Reduce Tax Gap by Closing Employee Misclassification Loophole - Miscassification and accompanying payroll fraud occurs when an employer improperly classifies an employee as an independent contractor to gain a competitive advantage at the expense of responsible, lawful companies. Misclassification deprives employees of benefits they deserve as well as federal, state, and local governments of money they are owed. It is estimated that between $3-4 billion in federal income and employment tax revenue is lost each year due to worker misclassification.  The federal government should reform existing tax law to identify bad actors so the government can recoup lost tax revenue and ensure all businesses compete under the same rules. This type of payroll fraud also includes paying workers "off the books", frequently involving undocumented workers.

Thank you for your time and for your consideration of these important national policies that will help spur employment across the country. We look forward to meeting with you or the other appropriate individual(s) at the Department. To confirm a meeting, please contact me at jack.jacobson@constructionemploversofamerica.com or at 202-637-6820.

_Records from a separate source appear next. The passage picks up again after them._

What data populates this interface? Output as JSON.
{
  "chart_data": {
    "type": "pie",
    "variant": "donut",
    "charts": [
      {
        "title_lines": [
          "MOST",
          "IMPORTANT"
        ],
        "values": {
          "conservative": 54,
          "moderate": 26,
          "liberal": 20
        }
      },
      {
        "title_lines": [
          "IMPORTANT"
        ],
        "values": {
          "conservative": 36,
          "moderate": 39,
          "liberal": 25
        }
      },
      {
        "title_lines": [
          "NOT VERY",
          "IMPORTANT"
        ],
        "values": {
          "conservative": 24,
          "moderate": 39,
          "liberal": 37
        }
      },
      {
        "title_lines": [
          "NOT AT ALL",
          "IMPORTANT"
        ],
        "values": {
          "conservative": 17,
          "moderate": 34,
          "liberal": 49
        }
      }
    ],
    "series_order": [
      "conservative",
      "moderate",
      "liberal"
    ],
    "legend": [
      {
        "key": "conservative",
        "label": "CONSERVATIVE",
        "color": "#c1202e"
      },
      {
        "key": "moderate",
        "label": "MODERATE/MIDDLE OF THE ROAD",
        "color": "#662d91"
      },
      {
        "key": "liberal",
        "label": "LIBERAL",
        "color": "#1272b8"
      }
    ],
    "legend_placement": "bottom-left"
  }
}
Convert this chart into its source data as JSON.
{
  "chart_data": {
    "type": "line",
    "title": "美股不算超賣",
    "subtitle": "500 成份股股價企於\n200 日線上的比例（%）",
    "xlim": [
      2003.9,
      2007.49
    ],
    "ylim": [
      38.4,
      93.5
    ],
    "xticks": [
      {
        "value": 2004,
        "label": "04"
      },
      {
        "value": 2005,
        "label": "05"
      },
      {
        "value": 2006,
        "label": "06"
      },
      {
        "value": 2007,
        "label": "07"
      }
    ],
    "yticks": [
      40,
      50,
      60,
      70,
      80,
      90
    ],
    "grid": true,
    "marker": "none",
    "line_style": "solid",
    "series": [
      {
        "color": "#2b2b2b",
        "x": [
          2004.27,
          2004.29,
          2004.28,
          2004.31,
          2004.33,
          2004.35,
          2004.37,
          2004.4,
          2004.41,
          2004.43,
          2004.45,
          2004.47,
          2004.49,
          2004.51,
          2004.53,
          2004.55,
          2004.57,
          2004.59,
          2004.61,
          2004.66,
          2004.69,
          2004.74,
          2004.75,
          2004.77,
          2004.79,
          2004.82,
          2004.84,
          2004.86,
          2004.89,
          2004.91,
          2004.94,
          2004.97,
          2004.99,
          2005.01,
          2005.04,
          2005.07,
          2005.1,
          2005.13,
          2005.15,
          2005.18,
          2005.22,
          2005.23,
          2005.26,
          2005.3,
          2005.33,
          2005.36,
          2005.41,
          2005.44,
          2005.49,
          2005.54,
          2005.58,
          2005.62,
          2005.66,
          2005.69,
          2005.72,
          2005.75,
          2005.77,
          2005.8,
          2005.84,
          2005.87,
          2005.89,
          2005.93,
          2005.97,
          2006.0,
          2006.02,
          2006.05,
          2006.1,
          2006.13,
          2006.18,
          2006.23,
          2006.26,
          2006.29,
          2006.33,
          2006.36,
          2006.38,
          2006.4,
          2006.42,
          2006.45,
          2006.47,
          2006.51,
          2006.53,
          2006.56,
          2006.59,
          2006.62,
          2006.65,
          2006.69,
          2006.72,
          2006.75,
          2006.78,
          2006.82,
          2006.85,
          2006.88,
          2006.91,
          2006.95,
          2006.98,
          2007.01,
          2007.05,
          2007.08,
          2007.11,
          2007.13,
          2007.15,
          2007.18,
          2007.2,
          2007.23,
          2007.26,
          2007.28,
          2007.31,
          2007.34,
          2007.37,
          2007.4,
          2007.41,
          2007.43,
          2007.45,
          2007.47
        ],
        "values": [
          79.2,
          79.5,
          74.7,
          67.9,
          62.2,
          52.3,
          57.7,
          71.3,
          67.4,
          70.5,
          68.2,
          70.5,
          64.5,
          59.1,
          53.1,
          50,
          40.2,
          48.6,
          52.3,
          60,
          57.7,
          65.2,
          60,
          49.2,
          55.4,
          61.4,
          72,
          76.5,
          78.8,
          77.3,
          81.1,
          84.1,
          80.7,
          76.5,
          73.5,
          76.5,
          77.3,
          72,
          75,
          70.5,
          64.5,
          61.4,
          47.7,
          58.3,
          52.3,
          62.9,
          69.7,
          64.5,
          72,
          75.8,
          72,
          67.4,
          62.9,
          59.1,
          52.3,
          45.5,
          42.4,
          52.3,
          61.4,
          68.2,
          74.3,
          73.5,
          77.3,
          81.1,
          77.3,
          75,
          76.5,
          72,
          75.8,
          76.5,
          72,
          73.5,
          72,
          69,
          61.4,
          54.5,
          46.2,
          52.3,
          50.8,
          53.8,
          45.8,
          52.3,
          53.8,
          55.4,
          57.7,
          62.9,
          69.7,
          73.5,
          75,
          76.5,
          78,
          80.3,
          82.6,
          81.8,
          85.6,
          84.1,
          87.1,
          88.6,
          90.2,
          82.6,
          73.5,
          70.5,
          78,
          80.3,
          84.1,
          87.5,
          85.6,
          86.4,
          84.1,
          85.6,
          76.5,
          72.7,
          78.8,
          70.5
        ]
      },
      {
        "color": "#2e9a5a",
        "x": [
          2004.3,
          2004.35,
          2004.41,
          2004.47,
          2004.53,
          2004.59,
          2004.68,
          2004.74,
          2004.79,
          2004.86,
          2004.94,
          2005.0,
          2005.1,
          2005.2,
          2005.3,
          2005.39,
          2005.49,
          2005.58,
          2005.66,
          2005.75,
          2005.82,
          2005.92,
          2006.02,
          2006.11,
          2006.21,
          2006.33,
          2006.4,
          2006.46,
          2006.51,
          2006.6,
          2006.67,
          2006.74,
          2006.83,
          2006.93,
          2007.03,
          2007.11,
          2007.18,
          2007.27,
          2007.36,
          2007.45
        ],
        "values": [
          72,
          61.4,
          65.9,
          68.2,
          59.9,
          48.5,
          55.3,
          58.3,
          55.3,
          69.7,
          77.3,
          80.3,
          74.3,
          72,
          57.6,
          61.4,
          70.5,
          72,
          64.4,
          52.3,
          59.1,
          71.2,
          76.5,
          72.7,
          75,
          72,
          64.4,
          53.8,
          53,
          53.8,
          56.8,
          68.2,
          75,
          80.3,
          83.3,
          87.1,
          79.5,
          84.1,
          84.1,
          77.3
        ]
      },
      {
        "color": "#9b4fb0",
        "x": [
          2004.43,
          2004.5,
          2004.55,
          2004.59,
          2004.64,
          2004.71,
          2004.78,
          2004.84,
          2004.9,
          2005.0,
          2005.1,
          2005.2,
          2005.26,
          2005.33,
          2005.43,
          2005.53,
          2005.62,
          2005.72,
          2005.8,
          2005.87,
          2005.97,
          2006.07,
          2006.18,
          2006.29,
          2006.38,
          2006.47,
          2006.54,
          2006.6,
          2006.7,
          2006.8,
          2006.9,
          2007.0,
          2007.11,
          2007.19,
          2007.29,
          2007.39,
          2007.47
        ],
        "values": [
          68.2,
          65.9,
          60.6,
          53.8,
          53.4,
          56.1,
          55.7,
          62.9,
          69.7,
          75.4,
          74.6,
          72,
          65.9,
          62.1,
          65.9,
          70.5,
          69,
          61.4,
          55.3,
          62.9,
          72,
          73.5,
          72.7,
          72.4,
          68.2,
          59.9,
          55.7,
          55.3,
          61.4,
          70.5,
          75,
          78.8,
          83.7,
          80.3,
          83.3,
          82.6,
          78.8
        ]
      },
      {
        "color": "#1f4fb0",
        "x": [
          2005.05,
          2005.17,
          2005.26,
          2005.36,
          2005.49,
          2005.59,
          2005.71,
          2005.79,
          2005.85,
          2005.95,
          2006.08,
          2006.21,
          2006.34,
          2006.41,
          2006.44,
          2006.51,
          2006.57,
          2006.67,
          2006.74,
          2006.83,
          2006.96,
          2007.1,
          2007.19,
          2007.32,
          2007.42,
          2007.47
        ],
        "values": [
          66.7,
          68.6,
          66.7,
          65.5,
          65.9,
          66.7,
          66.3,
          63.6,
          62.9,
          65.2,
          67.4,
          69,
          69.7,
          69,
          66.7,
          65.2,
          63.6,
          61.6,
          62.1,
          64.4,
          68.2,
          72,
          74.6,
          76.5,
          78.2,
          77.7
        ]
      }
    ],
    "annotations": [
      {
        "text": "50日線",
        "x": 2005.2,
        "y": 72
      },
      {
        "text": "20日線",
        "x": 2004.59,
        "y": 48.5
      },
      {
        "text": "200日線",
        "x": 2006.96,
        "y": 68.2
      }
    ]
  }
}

The charter members of the Construction Employers of America include FCA International, the International Council of Employers of Bricklayers and Allied Craftworkers, the Mechanical Contractors Association of America, the National Electrical Contractors Association, the Sheet Metal & Air Conditioning Contractors' National Association, the Signatory Wall and Ceiling Contractors Alliance, and The Association of Union Constructors. CEA firms and workers are best qualified to handle high-skilled projects in a cost-effective manner and are the predominant force in the high end sector of the construction industry.